14 June 2025

I have reached the stage of my life where divesting myself of everything I own has enormous appeal. There is just something about having to physically lift up all of your possessions yourself that makes your treasures seem so much less precious. In ten and a half months, we will leave our hidden paradise here in the woods for a different paradise in a different place -- right in heart of bustling downtown Capriglia-by-the-Sea (pop. 255 people, counting us). And we will once again have to lift up all our shit.

In preparation for this, I have been very slowly ridding myself of books that I paid $30K to transport all the way across eight time zones, but now -- who was I kidding? -- will never read again. There is a Little Free Library in the big grocery store just outside town and every time we go there I bring two books to donate. My books are in English, but there is a very international community here and the books almost always have been taken by someone by the next time we go in. It's a slow process, but an oddly satisfying one.
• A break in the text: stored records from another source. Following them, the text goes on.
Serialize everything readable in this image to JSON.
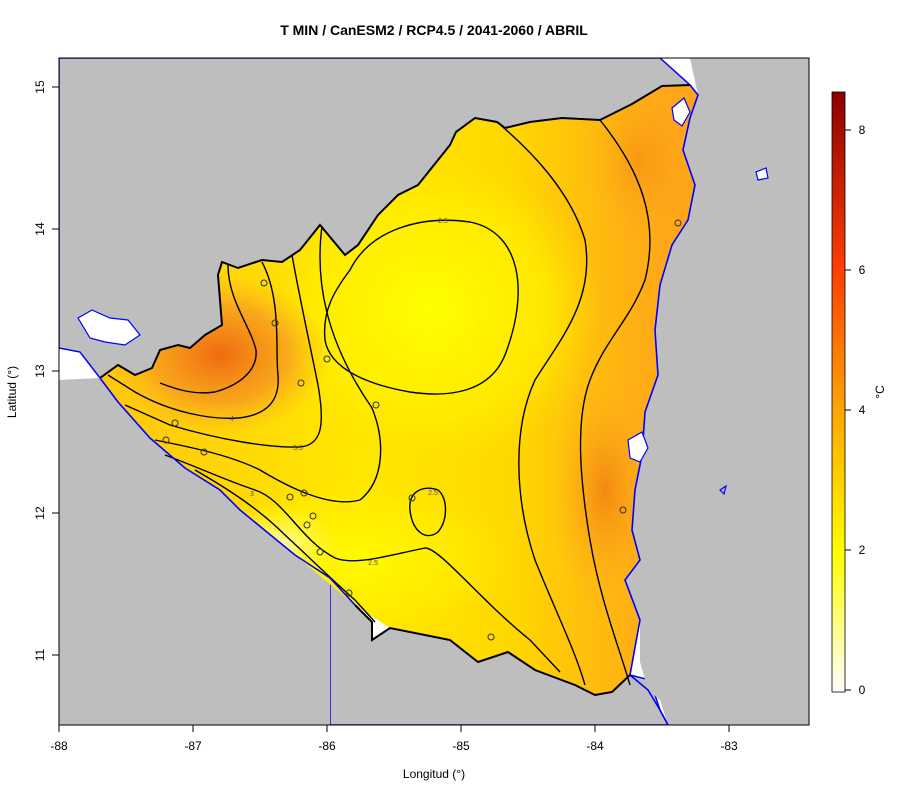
{
  "map": {
    "title": "T MIN / CanESM2 / RCP4.5 / 2041-2060 / ABRIL",
    "x_axis": {
      "label": "Longitud (°)",
      "ticks": [
        "-88",
        "-87",
        "-86",
        "-85",
        "-84",
        "-83"
      ]
    },
    "y_axis": {
      "label": "Latitud (°)",
      "ticks": [
        "11",
        "12",
        "13",
        "14",
        "15"
      ]
    },
    "colorbar": {
      "unit": "°C",
      "ticks": [
        "0",
        "2",
        "4",
        "6",
        "8"
      ],
      "range": [
        0,
        8.5
      ]
    },
    "contour_labels": [
      "4",
      "3.5",
      "3",
      "2.5",
      "2.5",
      "2.5"
    ],
    "colors": {
      "land_outside": "#bebebe",
      "sea": "#ffffff",
      "coastline": "#0000ff",
      "contour": "#000000",
      "scale": [
        "#ffffff",
        "#ffff00",
        "#ffa500",
        "#ff0000",
        "#8b0000"
      ]
    }
  }
}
Yesterday when Jonathan was putting out the trash, he found a book that had been left for us in our mailbox. It was from our neighbor Fabio. He left a note saying that he had come across the book in the grocery store LFL and took it for me because it seemed like the sort of thing I would be interested in. Indeed, it was -- so much so that I bought it in 2002 when I lived in the South Pacific and carried it back to the US and kept it for over two decades and shipped it all the way across the Atlantic Ocean to Italy ($30K...) before I put it in the grocery store LFL last week.

It is nice to have thoughtful and caring friends who think about me when they come across books I would like. Apparently, I am keeping this one.

We have had another meeting with the owners of the belfry house. And, although we don't yet have a rental contract, we have a verbal agreement that one of these days we will make a written agreement to eventually sign a contract to rent the house. We are very excited about this because it means we will be renting an empty house and will, therefore, have room for all our stuff -- our stuff that I am currently busy donating to the LFL at the grocery store.

The belfry house is lovely -- maybe even slightly larger than this one, but without all the outbuildings and grounds. So no more grape arbor or olive grove with poppies blooming in it or chestnut trees turning golden in the fall and dropping their spiky nut bombs for us to make vanilla-rum chestnut butter with. We are planning to go crazy this fall brining olives and making enough corbezzoli jam to last us for the duration.

But the new house has enough M.C. Escher stairways and topsy-turvy layout to make us feel that now familiar and, frankly, beloved sensation of complete disorientation. We have been inside the belfry house twice now and still can't figure out where all the rooms are. (Jonathan is better at it than I am, but he has a Ph.D. in non-Euclidian higher-dimensional geometry and I feel that gives him an advantage.)